Начинаю нервничать. Но всё равно упрямо не сдаю позиций. Достаю телефон, спрятанный под корсетом. Косточки так давят, что там надёжней банковского хранилища. Не выпадет. Куда меня завезли? Какой адрес?
— Четыре.
Демонстративно игнорирую его существование и пытаюсь заказать околевшими пальцами новое такси.
Пять так и не звучит.
Глеб
Втаскиваю упирающуюся Мальвину в квартиру. Это пиз***. На шее кровоточат царапины от ногтей, а соседи по лестничной клетке теперь думают, что я маньяк-коллекционер, потому что визжала она, как резанная. Визжала, вопила и извивалась всеми возможными способами. Странно, что тросы лифта выдержали, и мы не ёб***ись нахрен в шахту, так трясло кабинку.
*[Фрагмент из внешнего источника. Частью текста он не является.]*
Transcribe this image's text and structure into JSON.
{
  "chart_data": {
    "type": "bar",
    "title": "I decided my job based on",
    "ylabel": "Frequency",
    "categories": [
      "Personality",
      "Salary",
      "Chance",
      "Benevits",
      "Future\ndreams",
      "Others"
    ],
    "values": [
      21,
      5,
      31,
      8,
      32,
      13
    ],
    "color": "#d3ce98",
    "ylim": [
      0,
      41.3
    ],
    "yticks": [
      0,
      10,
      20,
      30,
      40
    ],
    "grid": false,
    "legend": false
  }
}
В обуви влетаю в гостиную, скидывая на диван брыкающуюся на плече ношу. Грубо скидываю, без нежностей. Еле донёс. В глазах до сих пор искрит после того, как мне прилетело с ноги по яйцам. Думал, сдохну. Такого прихода я давно не ловил.
— Офонарел? — Покровская валяется на спине, потешно дрыгая ногами и смахивая закрывшие лицо волосы. Пыхтящая перевёрнутая бирюзовая таракашка.
— Я тебя предупреждал, — строго цыкаю ей и возвращаюсь в коридор, чтобы закрыть дверь. Для надёжности убираю ключи в карман: надумает бежать — придётся пройти полосу препятствий и затеряться в моих брюках. Если что, я не против и готов поддаться.
Вернувшись, застаю её в той же позе. Только теперь она лежит уже более удобно, бесцеремонно закинув обутые ноги на спинку дивана. Руки скрещены на на груди, а глаза опасно прищурены. И зыркают на меня. Ух, боюсь-боюсь. Боялся бы… если бы не её задранная юбка и обнажённые бёдра, которые абсолютно не прикрывает крупная сетка на колготках.
— Это бойкот? — не могу не улыбаться. Мальвина как заряд хорошего настроения. Маленькая батарейка, которая меня подзаряжает.
— Я буду кричать, — предупреждает она.
— Зачем?
— Если тронешь, закричу. Буду орать, пока кто-нибудь не вызовет полицию.
Да ради бога. Уж с ментами я как-нибудь разберусь. Всего-то и стоит назвать фамилию.
— Чай будешь?
Неожиданная смена темы её удивляет.
— Нет.
— Кофе?
— Нет.
— Какао? — дует губки. И как сексуально это делает… Бл***. Так, стоп. Я дал себе слово держаться. — Какао. Будешь или нет?
— Буду, — бурчит маленькая бука.
Бл***. А я буду её. Хочу. Хочу раздеть её, оседлать сверху и целовать. Целовать эти надутые щеки, эти крепко сжатые обкусанные губы, шею, грудь… Всю. Но вместо этого иду на кухню делать какао. Что делать. Жизнь — боль.
Пока занимаюсь, слышу, как шебуршатся в прихожей и лишь самодовольно усмехаюсь.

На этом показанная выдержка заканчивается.